Signal safety is hard to guarantee. But it's not that hard.

First, we have to avoid deadlock. When profiler samples or reports, it will get a global lock on the profiler. Particularly, deadlock happenswhen the running program is getting a report from the profiler (which will hold the lock), at the same time, a SIGPROF signal is triggered and the profiler wants to sample (which will also hold the lock). So we don't wait for the lock in signal handler, instead we try_lock in the signal handler. If the global lock cannot be gotten, the profiler will give up directly.

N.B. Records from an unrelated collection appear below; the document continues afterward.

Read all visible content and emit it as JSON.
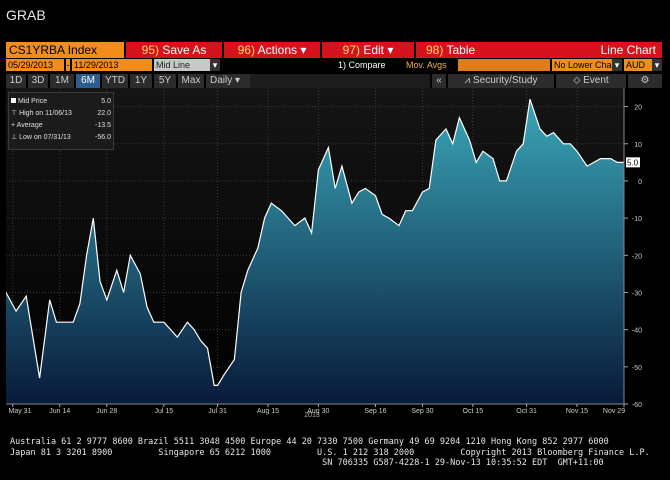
{
  "title": "GRAB",
  "header": {
    "ticker": "CS1YRBA Index",
    "menus": [
      {
        "num": "95)",
        "label": "Save As"
      },
      {
        "num": "96)",
        "label": "Actions",
        "dropdown": true
      },
      {
        "num": "97)",
        "label": "Edit",
        "dropdown": true
      },
      {
        "num": "98)",
        "label": "Table"
      }
    ],
    "view_title": "Line Chart"
  },
  "fields": {
    "start_date": "05/29/2013",
    "end_date": "11/29/2013",
    "mid_line": "Mid Line",
    "compare": "1) Compare",
    "mov_avgs": "Mov. Avgs",
    "lower_chart": "No Lower Chart",
    "currency": "AUD"
  },
  "toolbar": {
    "ranges": [
      "1D",
      "3D",
      "1M",
      "6M",
      "YTD",
      "1Y",
      "5Y",
      "Max"
    ],
    "active_range": "6M",
    "period": "Daily",
    "security_study": "Security/Study",
    "event": "Event"
  },
  "legend": {
    "rows": [
      {
        "label": "Mid Price",
        "value": "5.0"
      },
      {
        "label": "High on 11/06/13",
        "value": "22.0"
      },
      {
        "label": "Average",
        "value": "-13.5"
      },
      {
        "label": "Low on 07/31/13",
        "value": "-56.0"
      }
    ]
  },
  "colors": {
    "accent_orange": "#f28c1b",
    "menu_red": "#d6131c",
    "line": "#ffffff",
    "fill_top": "#3aa6b8",
    "fill_bottom": "#081a3a"
  },
  "chart_data": {
    "type": "area",
    "series": [
      {
        "x": [
          "2013-05-29",
          "2013-06-01",
          "2013-06-04",
          "2013-06-06",
          "2013-06-08",
          "2013-06-11",
          "2013-06-13",
          "2013-06-15",
          "2013-06-18",
          "2013-06-20",
          "2013-06-22",
          "2013-06-24",
          "2013-06-26",
          "2013-06-28",
          "2013-07-01",
          "2013-07-03",
          "2013-07-05",
          "2013-07-08",
          "2013-07-10",
          "2013-07-12",
          "2013-07-15",
          "2013-07-17",
          "2013-07-19",
          "2013-07-22",
          "2013-07-24",
          "2013-07-26",
          "2013-07-28",
          "2013-07-30",
          "2013-07-31",
          "2013-08-02",
          "2013-08-05",
          "2013-08-07",
          "2013-08-09",
          "2013-08-12",
          "2013-08-14",
          "2013-08-16",
          "2013-08-19",
          "2013-08-21",
          "2013-08-23",
          "2013-08-26",
          "2013-08-28",
          "2013-08-30",
          "2013-09-02",
          "2013-09-04",
          "2013-09-06",
          "2013-09-09",
          "2013-09-11",
          "2013-09-13",
          "2013-09-16",
          "2013-09-18",
          "2013-09-20",
          "2013-09-23",
          "2013-09-25",
          "2013-09-27",
          "2013-09-30",
          "2013-10-02",
          "2013-10-04",
          "2013-10-07",
          "2013-10-09",
          "2013-10-11",
          "2013-10-14",
          "2013-10-16",
          "2013-10-18",
          "2013-10-21",
          "2013-10-23",
          "2013-10-25",
          "2013-10-28",
          "2013-10-30",
          "2013-11-01",
          "2013-11-04",
          "2013-11-06",
          "2013-11-08",
          "2013-11-11",
          "2013-11-13",
          "2013-11-15",
          "2013-11-18",
          "2013-11-20",
          "2013-11-22",
          "2013-11-25",
          "2013-11-27",
          "2013-11-29"
        ],
        "values": [
          -30,
          -35,
          -31,
          -42,
          -53,
          -32,
          -38,
          -38,
          -38,
          -33,
          -20,
          -10,
          -27,
          -32,
          -24,
          -30,
          -20,
          -25,
          -34,
          -38,
          -38,
          -40,
          -42,
          -38,
          -40,
          -43,
          -45,
          -55,
          -55,
          -52,
          -48,
          -30,
          -24,
          -18,
          -10,
          -6,
          -8,
          -10,
          -12,
          -10,
          -14,
          3,
          9,
          -2,
          4,
          -6,
          -3,
          -2,
          -4,
          -9,
          -10,
          -12,
          -8,
          -8,
          -3,
          -2,
          11,
          14,
          10,
          17,
          11,
          5,
          8,
          6,
          0,
          0,
          8,
          10,
          22,
          14,
          12,
          13,
          10,
          10,
          8,
          4,
          5,
          6,
          6,
          5,
          5
        ]
      }
    ],
    "x_tick_labels": [
      "May 31",
      "Jun 14",
      "Jun 28",
      "Jul 15",
      "Jul 31",
      "Aug 15",
      "Aug 30",
      "Sep 16",
      "Sep 30",
      "Oct 15",
      "Oct 31",
      "Nov 15",
      "Nov 29"
    ],
    "x_tick_dates": [
      "2013-05-31",
      "2013-06-14",
      "2013-06-28",
      "2013-07-15",
      "2013-07-31",
      "2013-08-15",
      "2013-08-30",
      "2013-09-16",
      "2013-09-30",
      "2013-10-15",
      "2013-10-31",
      "2013-11-15",
      "2013-11-29"
    ],
    "year_label": "2013",
    "y_ticks": [
      20,
      10,
      0,
      -10,
      -20,
      -30,
      -40,
      -50,
      -60
    ],
    "ylim": [
      -60,
      25
    ],
    "last_value_label": "5.0",
    "grid": true
  },
  "footer": {
    "line1": "Australia 61 2 9777 8600 Brazil 5511 3048 4500 Europe 44 20 7330 7500 Germany 49 69 9204 1210 Hong Kong 852 2977 6000",
    "line2": "Japan 81 3 3201 8900         Singapore 65 6212 1000         U.S. 1 212 318 2000         Copyright 2013 Bloomberg Finance L.P.",
    "line3": "                                                             SN 706335 G587-4228-1 29-Nov-13 10:35:52 EDT  GMT+11:00"
  }
}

Then, signal safety POSIX function is quite limited as listed here. The most bothering issue is that we cannot use malloc in signal handler. So we can only use pre-allocated memory in profiler. The simplest way is write every sample serially into a file. We optimized it with a fix-sized hashmap that has a fixed number of buckets and every bucket is an array with a fixed number of items. If the hashmap is full, we pop out the item with minimum count and write it into a temporary file.

Unit tests have been added to guarantee there is no malloc in sample functions.

futex is also not safe to use in signal handler. So we use a spin lock to avoid usage of futex.

TODO

  1. Restore the original SIGPROF handler after stopping the profiler.

Minimum Supported Rust Version

Rust 1.64 or higher.

Minimum supported Rust version can be changed in the future, but it will be done with a minor version bump.